At a press conference in Dublin, he said all-party support for the programme of austerity would boost the plan.
“I find it very important for Ireland and for its people in the first place that a broad cross-party consensus could develop on the necessary measures of fiscal consolidation and structural reforms.
“That’s the best way to avoid any further costs for the people and overcome the crisis rather sooner than later,” he said.
Rehn, who held two hours of talks with Ireland’s Finance Minister Brian Lenihan, said it was “essential” the correction plan was frontloaded if Ireland were to bring its deficit down below the eurozone target of three percent of GDP by 2014.
Lenihan has already announced that the December 7 budget will start the adjustment with six billion euros in spending cuts and tax increases aimed at slashing the deficit to between 9.25 and 9.5 percent of GDP next year, down from its current level of 32 percent.
Ireland was the first eurozone member nation to slide into recession in 2008, its economy hit hard by the global financial crisis, a property meltdown and soaring unemployment.

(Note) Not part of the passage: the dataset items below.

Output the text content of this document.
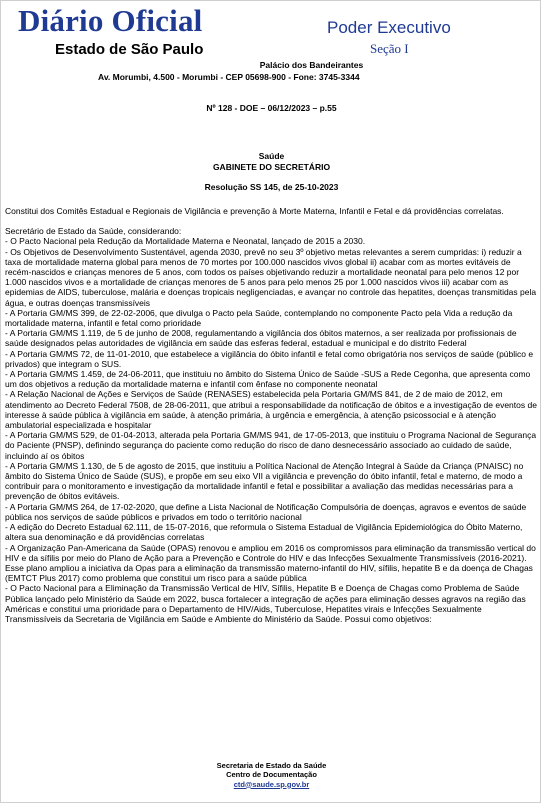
Diário Oficial
Estado de São Paulo
Poder Executivo
Seção I
Palácio dos Bandeirantes
Av. Morumbi, 4.500 - Morumbi - CEP 05698-900 - Fone: 3745-3344
Nº 128 - DOE – 06/12/2023 – p.55
Saúde
GABINETE DO SECRETÁRIO
Resolução SS 145, de 25-10-2023

Constitui dos Comitês Estadual e Regionais de Vigilância e prevenção à Morte Materna, Infantil e Fetal e dá providências correlatas.

Secretário de Estado da Saúde, considerando:

- O Pacto Nacional pela Redução da Mortalidade Materna e Neonatal, lançado de 2015 a 2030.

- Os Objetivos de Desenvolvimento Sustentável, agenda 2030, prevê no seu 3º objetivo metas relevantes a serem cumpridas: i) reduzir a taxa de mortalidade materna global para menos de 70 mortes por 100.000 nascidos vivos global ii) acabar com as mortes evitáveis de recém-nascidos e crianças menores de 5 anos, com todos os países objetivando reduzir a mortalidade neonatal para pelo menos 12 por 1.000 nascidos vivos e a mortalidade de crianças menores de 5 anos para pelo menos 25 por 1.000 nascidos vivos iii) acabar com as epidemias de AIDS, tuberculose, malária e doenças tropicais negligenciadas, e avançar no controle das hepatites, doenças transmitidas pela água, e outras doenças transmissíveis

- A Portaria GM/MS 399, de 22-02-2006, que divulga o Pacto pela Saúde, contemplando no componente Pacto pela Vida a redução da mortalidade materna, infantil e fetal como prioridade

- A Portaria GM/MS 1.119, de 5 de junho de 2008, regulamentando a vigilância dos óbitos maternos, a ser realizada por profissionais de saúde designados pelas autoridades de vigilância em saúde das esferas federal, estadual e municipal e do distrito Federal

- A Portaria GM/MS 72, de 11-01-2010, que estabelece a vigilância do óbito infantil e fetal como obrigatória nos serviços de saúde (público e privados) que integram o SUS.

- A Portaria GM/MS 1.459, de 24-06-2011, que instituiu no âmbito do Sistema Único de Saúde -SUS a Rede Cegonha, que apresenta como um dos objetivos a redução da mortalidade materna e infantil com ênfase no componente neonatal

- A Relação Nacional de Ações e Serviços de Saúde (RENASES) estabelecida pela Portaria GM/MS 841, de 2 de maio de 2012, em atendimento ao Decreto Federal 7508, de 28-06-2011, que atribui a responsabilidade da notificação de óbitos e a investigação de eventos de interesse à saúde pública à vigilância em saúde, à atenção primária, à urgência e emergência, à atenção psicossocial e à atenção ambulatorial especializada e hospitalar

- A Portaria GM/MS 529, de 01-04-2013, alterada pela Portaria GM/MS 941, de 17-05-2013, que instituiu o Programa Nacional de Segurança do Paciente (PNSP), definindo segurança do paciente como redução do risco de dano desnecessário associado ao cuidado de saúde, incluindo aí os óbitos

- A Portaria GM/MS 1.130, de 5 de agosto de 2015, que instituiu a Política Nacional de Atenção Integral à Saúde da Criança (PNAISC) no âmbito do Sistema Único de Saúde (SUS), e propõe em seu eixo VII a vigilância e prevenção do óbito infantil, fetal e materno, de modo a contribuir para o monitoramento e investigação da mortalidade infantil e fetal e possibilitar a avaliação das medidas necessárias para a prevenção de óbitos evitáveis.

- A Portaria GM/MS 264, de 17-02-2020, que define a Lista Nacional de Notificação Compulsória de doenças, agravos e eventos de saúde pública nos serviços de saúde públicos e privados em todo o território nacional

- A edição do Decreto Estadual 62.111, de 15-07-2016, que reformula o Sistema Estadual de Vigilância Epidemiológica do Óbito Materno, altera sua denominação e dá providências correlatas

- A Organização Pan-Americana da Saúde (OPAS) renovou e ampliou em 2016 os compromissos para eliminação da transmissão vertical do HIV e da sífilis por meio do Plano de Ação para a Prevenção e Controle do HIV e das Infecções Sexualmente Transmissíveis (2016-2021). Esse plano ampliou a iniciativa da Opas para a eliminação da transmissão materno-infantil do HIV, sífilis, hepatite B e da doença de Chagas (EMTCT Plus 2017) como problema que constitui um risco para a saúde pública

- O Pacto Nacional para a Eliminação da Transmissão Vertical de HIV, Sífilis, Hepatite B e Doença de Chagas como Problema de Saúde Pública lançado pelo Ministério da Saúde em 2022, busca fortalecer a integração de ações para eliminação desses agravos na região das Américas e constitui uma prioridade para o Departamento de HIV/Aids, Tuberculose, Hepatites virais e Infecções Sexualmente Transmissíveis da Secretaria de Vigilância em Saúde e Ambiente do Ministério da Saúde. Possui como objetivos:

Secretaria de Estado da Saúde
Centro de Documentação
ctd@saude.sp.gov.br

As a result of the property bubble collapse that has so far seen house prices plunge more than 50 percent, the balance sheets of the country’s banks have been blitzed and they will need a bailout that the government estimates will cost 45.7 billion euros.
This year government revenues are expected to be 35 billion euros and expenditure 54 billion euros, leaving a gap to be borrowed of 19 billion euros, or an average 4,200 euros for every man, woman and child in the country.
Rehn said the initial 6 billion euro correction for 2011 was “correct” and that there was “flexibility to take further action if needed” in case the growth scenarios in the government plan are not realised.
The commissioner also stated that Ireland had not requested “the activation of any European financial backstops” and the matter had not been discussed at their talks.
He added Ireland had “formidable strengths” which were too easily forgotten in the debate about the crisis both in Ireland and abroad.
“Ireland is undergoing an important structural adjustment following a period of severe economic imbalances.
“The credit boom and the real estate bubble were unsustainable and the subsequent crash hit both the banking sector and the public finances very hard and hit the Irish people very hard.”On Tuesday Rehn will meet representatives of the Fine Gael, Labour and Sinn Fein opposition parties and he will also have talks with union and employer bodies and the government of the Central Bank.